Would you like to be friends?
Not necessarily with me … but with your spouse?
Popular culture would say we should start with strong lust, but if your goal is a marriage that will last, friendship has more staying power than desire and needs to be acted on first, middle, and last.
Paul Coleman, Psy.D., author of The 30 Secrets of Happily Married Couples and a contributor to All-in-One Marriage Prep, says, “Friendship is a form of intimacy. It represents a sharing, an openness, a willingness to be vulnerable. It requires a degree of trust. Friends show caring to one another by their availability, their thoughtfulness.”
All of that translates into ensuring you have many different experiences with your partner over time before your engagement and definitely before your wedding.
When we are friends with our partner, we watch out for what’s best for one another. We support through thick and thin. We enjoy each other’s company, help each other laugh, and work and play well with each other. We don’t squabble over the toys in the sandbox; we are adult partners together. Although a water balloon fight once in awhile might be a fun idea!
A key part of being friends is offering encouragement. We help each other excel. We anticipate potential pitfalls. We make connections. We nurture creativity. We listen to the tears and complaints…for awhile…but then nudge or boot each other along into the light.
Friends pray together and play together.
Who wouldn’t want this in a spouse?
Is it everything? Not hardly, but it’s a key piece.
Dr. Coleman says, “It is the brick in the foundation–a necessary part of a marital foundation, but incomplete without other factors that hold the brick in place.” Like faithfulness, love of children, and more.
When we are friends together, then we also recognize when we have mutual friends who are in support of our relationship or marriage. These friends help remind us of what we love in our mates, encourage our commitment, and support the strength of our bond.

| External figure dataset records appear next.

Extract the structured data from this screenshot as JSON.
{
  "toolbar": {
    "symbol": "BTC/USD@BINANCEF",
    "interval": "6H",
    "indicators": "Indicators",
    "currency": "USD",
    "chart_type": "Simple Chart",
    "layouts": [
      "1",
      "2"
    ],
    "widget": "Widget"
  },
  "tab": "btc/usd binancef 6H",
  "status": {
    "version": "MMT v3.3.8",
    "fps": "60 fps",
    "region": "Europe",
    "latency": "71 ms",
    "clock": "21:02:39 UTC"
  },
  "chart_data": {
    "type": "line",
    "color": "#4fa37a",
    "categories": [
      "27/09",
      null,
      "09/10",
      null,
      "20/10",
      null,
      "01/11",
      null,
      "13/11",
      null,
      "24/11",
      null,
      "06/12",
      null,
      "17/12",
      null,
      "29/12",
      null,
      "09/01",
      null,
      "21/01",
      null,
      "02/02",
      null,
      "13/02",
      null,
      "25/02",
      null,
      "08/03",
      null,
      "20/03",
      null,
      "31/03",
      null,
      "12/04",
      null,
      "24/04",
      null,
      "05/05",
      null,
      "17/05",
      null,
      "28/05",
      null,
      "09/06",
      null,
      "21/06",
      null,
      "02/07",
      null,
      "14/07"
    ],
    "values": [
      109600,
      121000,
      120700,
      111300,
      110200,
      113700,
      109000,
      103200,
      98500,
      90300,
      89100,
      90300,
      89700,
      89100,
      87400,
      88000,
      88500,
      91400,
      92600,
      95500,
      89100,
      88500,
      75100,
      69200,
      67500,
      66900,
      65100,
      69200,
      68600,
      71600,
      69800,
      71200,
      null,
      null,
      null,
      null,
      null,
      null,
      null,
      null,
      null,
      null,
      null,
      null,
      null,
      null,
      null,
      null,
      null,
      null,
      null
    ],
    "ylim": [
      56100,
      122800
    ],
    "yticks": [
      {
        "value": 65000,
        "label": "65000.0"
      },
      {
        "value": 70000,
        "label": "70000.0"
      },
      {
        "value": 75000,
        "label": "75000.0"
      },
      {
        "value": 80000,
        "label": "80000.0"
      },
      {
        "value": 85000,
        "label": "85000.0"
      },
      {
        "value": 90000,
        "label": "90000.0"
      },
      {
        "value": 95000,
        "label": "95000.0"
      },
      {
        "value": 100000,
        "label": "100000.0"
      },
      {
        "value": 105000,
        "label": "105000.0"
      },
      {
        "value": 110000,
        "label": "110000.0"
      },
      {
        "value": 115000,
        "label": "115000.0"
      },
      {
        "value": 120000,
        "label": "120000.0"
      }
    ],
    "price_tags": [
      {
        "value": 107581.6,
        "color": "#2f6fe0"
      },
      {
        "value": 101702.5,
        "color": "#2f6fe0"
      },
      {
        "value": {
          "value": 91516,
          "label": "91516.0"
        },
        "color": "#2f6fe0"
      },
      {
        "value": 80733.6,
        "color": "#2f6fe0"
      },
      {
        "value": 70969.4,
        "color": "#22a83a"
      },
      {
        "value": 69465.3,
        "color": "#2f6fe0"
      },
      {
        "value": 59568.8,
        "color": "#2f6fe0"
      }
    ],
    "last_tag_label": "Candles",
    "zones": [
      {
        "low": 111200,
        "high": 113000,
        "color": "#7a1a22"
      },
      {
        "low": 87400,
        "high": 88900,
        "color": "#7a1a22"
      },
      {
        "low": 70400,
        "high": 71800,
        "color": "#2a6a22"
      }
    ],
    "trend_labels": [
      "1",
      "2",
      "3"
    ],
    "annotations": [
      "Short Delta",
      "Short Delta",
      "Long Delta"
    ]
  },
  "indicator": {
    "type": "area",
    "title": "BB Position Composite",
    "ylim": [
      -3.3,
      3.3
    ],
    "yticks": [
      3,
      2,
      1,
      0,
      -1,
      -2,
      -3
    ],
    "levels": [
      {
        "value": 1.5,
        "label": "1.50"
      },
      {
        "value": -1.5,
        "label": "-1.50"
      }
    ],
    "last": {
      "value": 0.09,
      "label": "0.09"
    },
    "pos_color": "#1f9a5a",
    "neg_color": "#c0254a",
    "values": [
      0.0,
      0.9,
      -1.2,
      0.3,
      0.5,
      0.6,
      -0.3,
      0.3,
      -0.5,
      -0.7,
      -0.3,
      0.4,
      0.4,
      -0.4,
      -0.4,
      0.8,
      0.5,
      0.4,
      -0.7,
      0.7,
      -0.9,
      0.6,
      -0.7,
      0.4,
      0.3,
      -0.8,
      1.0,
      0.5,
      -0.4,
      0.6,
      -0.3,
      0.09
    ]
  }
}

They validate that our relationship is healthy and viable…or that we need to get some help.
Not everyone is a fan of checklists, but sometimes it really is a good idea to take a gentle, loving inventory so we can set goals to improve.
Here’s mine so you can say whether your relationship is at low, medium, or high level on each factor:

Qualities of an Excellent Friendship

  1. Good communication; ability to share honestly about positive and difficult matters
  2. Acknowledgement and affirmation of positive qualities in each other
  3. Enjoyment of quiet, peaceful time together
  4. Play, fun, and laughter
  5. Acceptance; allowing both partners to be themselves
  6. Support and appropriate sympathy, empathy, and help during difficulties
  7. Enthusiasm for individual and shared goals and achievements
  8. Loving, spiritual connection (such as through prayer, meditation, activities)
  9. Encouragement
  10. Loyalty
  11. Trust that shared information will kept confidential and not used hurtfully
  12. Reliability; trustworthiness
  13. Willingness to suspend judgment and avoid jumping to conclusions
  14. Common experiences and bonding memories
  15. Ability to work together on projects
  16. Agreed-upon boundaries and expectations
  17. Shared interests
  18. Willingness to learn together and from one another
  19. Ability to disagree peacefully and constructively
  20. Shared values
  21. Ability to reconnect easily after being apart
  22. Motivational feedback or nudging that constructively influences the other to grow
  23. Attitude of forgiveness, not holding grudges, and willing to grant another chance
  24. Respectfulness and equality

If you measure up well on these factors before marriage, then check them out again each anniversary and keep going. As Dr. Coleman says, “When passion has its ups and downs, friendship is the stabilizing force. It says ‘I care…you are important to me…’.”